Well that sounds great! How can I get some, centralized firewalls?
Because all the traffic must go through the host by normal means, that implies that traffic could be intercepted by the host as well. Remember Type 2 hypervisors are as secure as the hosts upon which they run. An attack could come in through the network used for VMs, but target the host.
On the VMware Communities there was an interesting thread about how to protect the host OS used by the hypervisor entitled Would qemu or openvz perhaps be more secure than vmware. This thread is about two specific and somewhat different issues. The first is some how alleviating VM escapes by layering virtualization techniques. The second issue is limiting the network attack surface so that the host OS is not involved with the network. This post goes to show that there are ways to secure things within a Type 2 hypervisor but also that there are other risks presented when you change the basic networking.
The premise of this post is that the only network allowed would be through a USB device connected directly to the VM. This would alleviate all network based attacks against the host OS and leave only VM escapes. This is an ingenious approach but does have some minor risk. In order for the USB device to be put into passthru mode and attached to the VM it must traverse a device driver within the host OS. Is this a high risk? Not at all.

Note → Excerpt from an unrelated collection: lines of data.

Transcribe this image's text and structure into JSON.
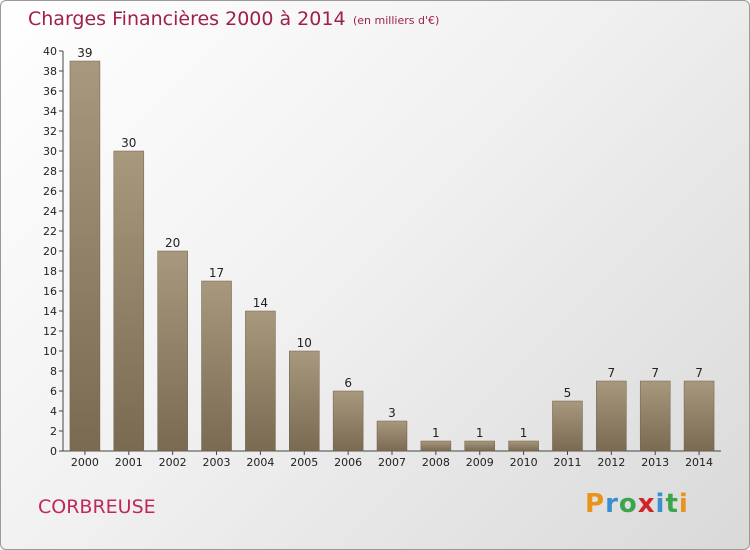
{
  "header": {
    "title": "Charges Financières 2000 à 2014",
    "subtitle": "(en milliers d'€)"
  },
  "footer": {
    "town": "CORBREUSE",
    "logo": {
      "letters": [
        "P",
        "r",
        "o",
        "x",
        "i",
        "t",
        "i"
      ],
      "colors": [
        "#e8931a",
        "#3a8fd0",
        "#3aa54a",
        "#d2232a",
        "#3a8fd0",
        "#3aa54a",
        "#e8931a"
      ]
    }
  },
  "chart_data": {
    "type": "bar",
    "categories": [
      "2000",
      "2001",
      "2002",
      "2003",
      "2004",
      "2005",
      "2006",
      "2007",
      "2008",
      "2009",
      "2010",
      "2011",
      "2012",
      "2013",
      "2014"
    ],
    "values": [
      39,
      30,
      20,
      17,
      14,
      10,
      6,
      3,
      1,
      1,
      1,
      5,
      7,
      7,
      7
    ],
    "ylim": [
      0,
      40
    ],
    "ytick_step": 2,
    "grid": false,
    "bar_color": "#8f7d63"
  }
}
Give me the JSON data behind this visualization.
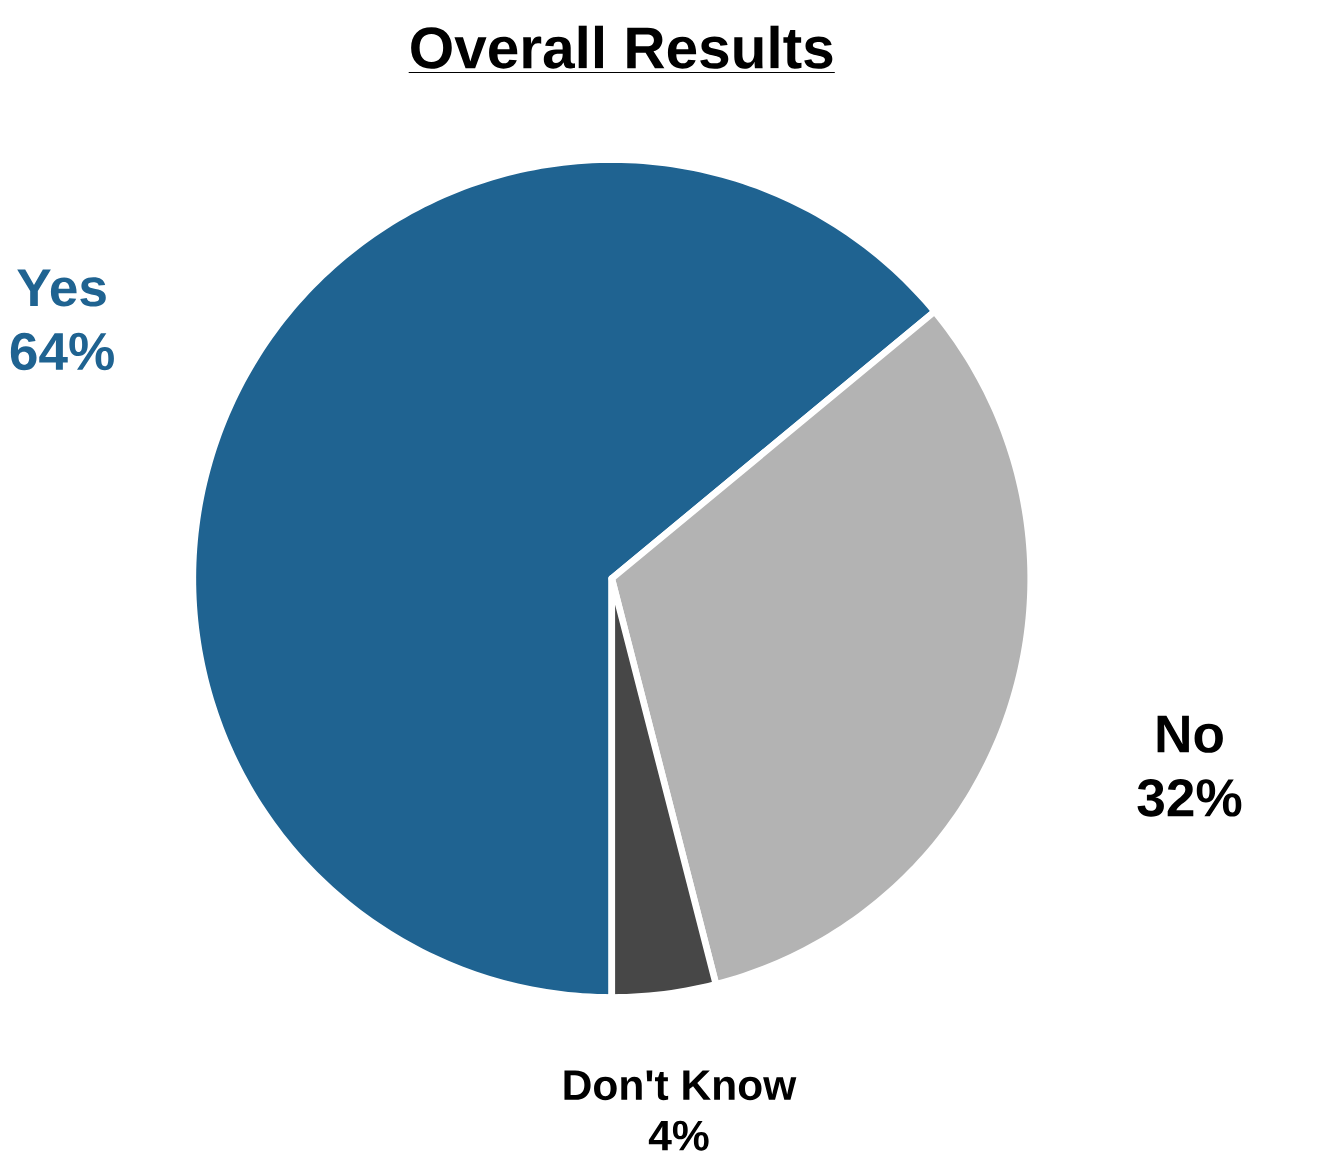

What this does not address is any network based attacks that will now target the guest OS. Nor escapes of the VM. To do this the suggestion was to run an OS within qemu within the guest OS within the host OS. This layering approach does not really help all that much as the network attack point will be the guest OS not the OS within qemu.
It is an ingenious design, however, to remove the Host OS from the network security equation within Type 2 hypervisors. This solution only works with passthru networking adpaters such as USB and eventually SR-IOV. Type 2 hypervisors can be network secured. But escape the VMs still are an issue. So ensure interactions between the VMs and hosts are limited, isolation settings are properly set, and pay attention to CVEs related to virtualization.